Что кардинально отличало собиравшихся на проспекте Сахарова, Якиманке, Болотной и др., так это уровень образованности и квалификации. 70 процентов манифестантов имели образование не ниже вуза (даже среди столичного населения таких только половина). По роду занятий среди участников, до двух третей которых, кстати, составляли мужчины, количественно выделялись две наиболее значительные группы — руководители (владельцы собственного бизнеса, главы отделов и т.п., в сумме до четверти участвовавших) и специалисты с высшим образованием, но без руководящих функций (36-46 процентов). 11-12 процентов опрошенных были студентами, столько же — пенсионерами. Нельзя сказать, будто бы на улицы и площади "высыпала молодежь". Людей моложе 25 лет там было около одной пятой, примерно столько же, как в стране.

И еще один стереотип: вопреки ему, среди манифестантов были представлены далеко не одни только демократы. Там были — участники помнят! — все и всякие. Да и людей на улицы вывело не желание поддержать те или иные партийные программы (так или иначе, разные!), а общее, более или менее единое на тот момент недовольство социально-политическим порядком, сложившимся в стране на протяжении нулевых годов.
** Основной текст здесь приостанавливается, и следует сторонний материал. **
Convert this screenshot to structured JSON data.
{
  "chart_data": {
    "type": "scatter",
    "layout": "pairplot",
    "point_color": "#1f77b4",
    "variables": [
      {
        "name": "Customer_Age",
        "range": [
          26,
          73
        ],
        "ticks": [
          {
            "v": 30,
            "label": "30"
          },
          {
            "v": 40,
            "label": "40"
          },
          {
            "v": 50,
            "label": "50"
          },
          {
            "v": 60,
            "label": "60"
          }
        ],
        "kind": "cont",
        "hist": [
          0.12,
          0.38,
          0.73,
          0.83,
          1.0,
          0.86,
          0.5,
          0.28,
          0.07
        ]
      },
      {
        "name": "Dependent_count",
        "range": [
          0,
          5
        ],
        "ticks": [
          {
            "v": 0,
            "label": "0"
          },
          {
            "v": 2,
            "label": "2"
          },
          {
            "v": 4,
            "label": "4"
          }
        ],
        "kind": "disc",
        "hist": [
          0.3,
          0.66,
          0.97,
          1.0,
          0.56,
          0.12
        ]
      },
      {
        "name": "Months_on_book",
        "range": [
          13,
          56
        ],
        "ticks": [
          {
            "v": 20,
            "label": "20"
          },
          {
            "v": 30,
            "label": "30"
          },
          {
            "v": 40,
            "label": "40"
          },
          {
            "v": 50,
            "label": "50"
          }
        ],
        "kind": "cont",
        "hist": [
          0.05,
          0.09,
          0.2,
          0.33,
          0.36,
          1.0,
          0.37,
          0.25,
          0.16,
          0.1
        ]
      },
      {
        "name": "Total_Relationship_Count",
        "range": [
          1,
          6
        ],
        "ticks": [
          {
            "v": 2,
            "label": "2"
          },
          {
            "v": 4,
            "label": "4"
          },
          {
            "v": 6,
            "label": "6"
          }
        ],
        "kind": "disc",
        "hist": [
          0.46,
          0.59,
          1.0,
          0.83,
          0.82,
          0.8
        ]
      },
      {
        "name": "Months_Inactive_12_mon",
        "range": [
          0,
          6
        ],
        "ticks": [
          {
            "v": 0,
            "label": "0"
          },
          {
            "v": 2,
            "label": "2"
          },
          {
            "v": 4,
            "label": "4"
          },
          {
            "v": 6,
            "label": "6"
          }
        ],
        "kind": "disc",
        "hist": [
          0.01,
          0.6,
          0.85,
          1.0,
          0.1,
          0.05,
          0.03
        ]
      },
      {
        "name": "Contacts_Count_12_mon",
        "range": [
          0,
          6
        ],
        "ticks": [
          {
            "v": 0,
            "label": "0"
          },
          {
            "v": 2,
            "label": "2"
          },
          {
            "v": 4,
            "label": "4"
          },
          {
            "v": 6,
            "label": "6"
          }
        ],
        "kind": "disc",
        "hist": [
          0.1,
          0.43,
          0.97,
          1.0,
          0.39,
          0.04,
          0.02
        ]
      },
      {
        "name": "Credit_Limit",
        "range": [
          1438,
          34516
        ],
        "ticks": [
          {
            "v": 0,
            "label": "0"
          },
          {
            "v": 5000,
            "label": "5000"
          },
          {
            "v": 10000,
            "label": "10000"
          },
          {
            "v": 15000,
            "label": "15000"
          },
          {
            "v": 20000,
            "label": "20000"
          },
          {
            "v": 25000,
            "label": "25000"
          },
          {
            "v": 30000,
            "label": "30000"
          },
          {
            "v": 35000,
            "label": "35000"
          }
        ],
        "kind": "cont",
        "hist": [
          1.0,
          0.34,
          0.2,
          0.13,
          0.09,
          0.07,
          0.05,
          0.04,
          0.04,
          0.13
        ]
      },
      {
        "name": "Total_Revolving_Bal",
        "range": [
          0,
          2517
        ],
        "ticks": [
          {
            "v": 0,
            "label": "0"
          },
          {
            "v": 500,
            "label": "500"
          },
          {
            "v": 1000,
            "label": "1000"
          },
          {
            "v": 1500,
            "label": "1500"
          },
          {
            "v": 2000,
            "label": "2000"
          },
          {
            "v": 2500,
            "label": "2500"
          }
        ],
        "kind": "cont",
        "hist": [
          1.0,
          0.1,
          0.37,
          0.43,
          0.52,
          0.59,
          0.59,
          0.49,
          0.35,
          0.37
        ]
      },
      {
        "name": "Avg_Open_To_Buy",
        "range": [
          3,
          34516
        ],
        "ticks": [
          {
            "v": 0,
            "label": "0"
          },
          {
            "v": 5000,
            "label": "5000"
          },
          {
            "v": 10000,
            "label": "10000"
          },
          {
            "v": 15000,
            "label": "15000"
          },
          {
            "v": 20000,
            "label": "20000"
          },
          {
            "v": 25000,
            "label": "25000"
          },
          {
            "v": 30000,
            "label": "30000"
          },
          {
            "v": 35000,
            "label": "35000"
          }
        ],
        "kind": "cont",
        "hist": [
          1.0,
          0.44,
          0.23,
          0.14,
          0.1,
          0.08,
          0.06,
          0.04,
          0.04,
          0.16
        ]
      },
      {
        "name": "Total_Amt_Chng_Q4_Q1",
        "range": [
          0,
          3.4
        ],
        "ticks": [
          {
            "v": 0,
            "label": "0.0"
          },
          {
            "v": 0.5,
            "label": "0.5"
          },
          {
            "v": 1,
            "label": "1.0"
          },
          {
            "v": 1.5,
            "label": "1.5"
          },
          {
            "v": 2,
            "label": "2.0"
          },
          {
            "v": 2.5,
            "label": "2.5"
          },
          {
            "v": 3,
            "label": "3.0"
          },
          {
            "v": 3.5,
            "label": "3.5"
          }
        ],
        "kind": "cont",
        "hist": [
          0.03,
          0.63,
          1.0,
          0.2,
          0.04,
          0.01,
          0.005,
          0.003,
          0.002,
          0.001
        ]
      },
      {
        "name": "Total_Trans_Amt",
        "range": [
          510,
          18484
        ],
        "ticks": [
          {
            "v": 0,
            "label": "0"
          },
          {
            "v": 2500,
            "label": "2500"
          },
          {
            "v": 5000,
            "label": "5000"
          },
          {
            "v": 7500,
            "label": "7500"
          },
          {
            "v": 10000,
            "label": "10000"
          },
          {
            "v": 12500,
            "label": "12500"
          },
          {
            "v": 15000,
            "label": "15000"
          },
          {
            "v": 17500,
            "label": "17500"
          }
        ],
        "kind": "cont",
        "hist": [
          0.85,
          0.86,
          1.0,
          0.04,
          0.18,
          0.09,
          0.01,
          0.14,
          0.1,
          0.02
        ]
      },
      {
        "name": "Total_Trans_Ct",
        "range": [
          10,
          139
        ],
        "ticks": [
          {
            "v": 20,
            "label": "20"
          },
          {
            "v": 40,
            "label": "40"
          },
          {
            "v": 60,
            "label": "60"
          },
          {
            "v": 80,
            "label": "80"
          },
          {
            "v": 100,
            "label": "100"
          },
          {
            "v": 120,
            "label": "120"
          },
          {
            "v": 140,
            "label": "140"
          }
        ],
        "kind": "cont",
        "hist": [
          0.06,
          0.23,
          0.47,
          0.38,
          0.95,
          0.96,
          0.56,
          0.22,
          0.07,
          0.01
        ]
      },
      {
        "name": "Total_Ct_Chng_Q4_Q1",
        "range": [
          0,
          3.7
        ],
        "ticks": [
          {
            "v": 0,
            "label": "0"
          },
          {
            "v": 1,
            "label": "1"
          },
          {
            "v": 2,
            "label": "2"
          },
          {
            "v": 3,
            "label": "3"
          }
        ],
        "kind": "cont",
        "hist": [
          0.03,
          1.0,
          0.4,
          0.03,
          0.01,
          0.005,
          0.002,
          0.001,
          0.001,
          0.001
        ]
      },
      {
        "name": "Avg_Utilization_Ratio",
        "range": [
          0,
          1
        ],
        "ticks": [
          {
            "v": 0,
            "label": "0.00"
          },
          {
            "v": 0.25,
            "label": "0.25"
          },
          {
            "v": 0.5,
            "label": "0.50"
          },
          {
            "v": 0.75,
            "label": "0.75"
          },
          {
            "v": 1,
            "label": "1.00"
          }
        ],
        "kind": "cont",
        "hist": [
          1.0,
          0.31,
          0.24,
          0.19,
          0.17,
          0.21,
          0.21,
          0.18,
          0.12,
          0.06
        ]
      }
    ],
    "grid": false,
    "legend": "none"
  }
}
Наибольшая концентрация митинговавших наблюдалась в Москве и в ряде других крупных городов страны. И это важно. Ресурсы более высокого и более качественного образования, информированности (доля пользователей интернета, владение языками, частота поездок за рубеж), профессиональной квалификации, жизненного успеха, социальной независимости сосредоточены сегодня в крупнейших городских агломерациях. Напомню: около 60 процентов населения страны живут при этом в малых городах, деревнях и поселках городского типа — поселениях с совсем другими жизненными ресурсами (запасами привыкания и терпения), с другими возможностями самовыражения (там, среди прочего, попросту нет таких площадей и проспектов). Если Россия большинства сосредоточена на сегодняшнем выживании, утешает себя телевизионными картинками и не планирует жизнь дальше, чем на несколько месяцев, то Россия меньшинства, часть которого выходила на улицы, вынесла туда вопрос о будущем: он для них центральный. А поскольку ресурсы для необходимого России модернизационного сдвига или прорыва в значительной степени сосредоточены именно в тех группах, которые были представлены уличными манифестантами последнего года, то вопрос об оценке мощности митингов получает далеко не только количественное измерение: такое меньшинство может значить для перспектив страны никак не менее большинства.

К тому же у вышедших на уличные акции был, и в концентрированном виде, еще один крайне важный ресурс, а он у большой России явно в дефиците. Я имею в виду ресурс доверия к другим людям, готовность на тех или иных основаниях и в определенных условных рамках солидаризироваться с ними. К тому же манифестанты представляли людей, которые не боятся разнообразия и соревнования, а, напротив, выступают за них. Именно в этом, по-моему, важный, если не основной, смысл их требования честных выборов. Магия безальтернативности как едва ли не главного условия стабильности на людей площади явно не действует. Для них это архаика.

Большинство, на которое привыкла полагаться власть и которое — как норму, как среднего россиянина — часто имели в виду социальные аналитики, этим людям не указ. Они считают, что не зависят от власти, им не нужно поблажек и льгот свыше: они добились того, что имеют, своей головой и руками. Поэтому социальное недовольство в данном случае носит не патерналистский характер, как у большинства населения: дескать, "власть, ты нам обещала, почему же ты нам этого не даешь?". Тут требования другие: "Мы у вас ничего не выпрашиваем. Придерживайтесь общих законов и уважайте наши права". Это совершенно иной по смыслу запрос и абсолютно другая по смыслу демонстрация.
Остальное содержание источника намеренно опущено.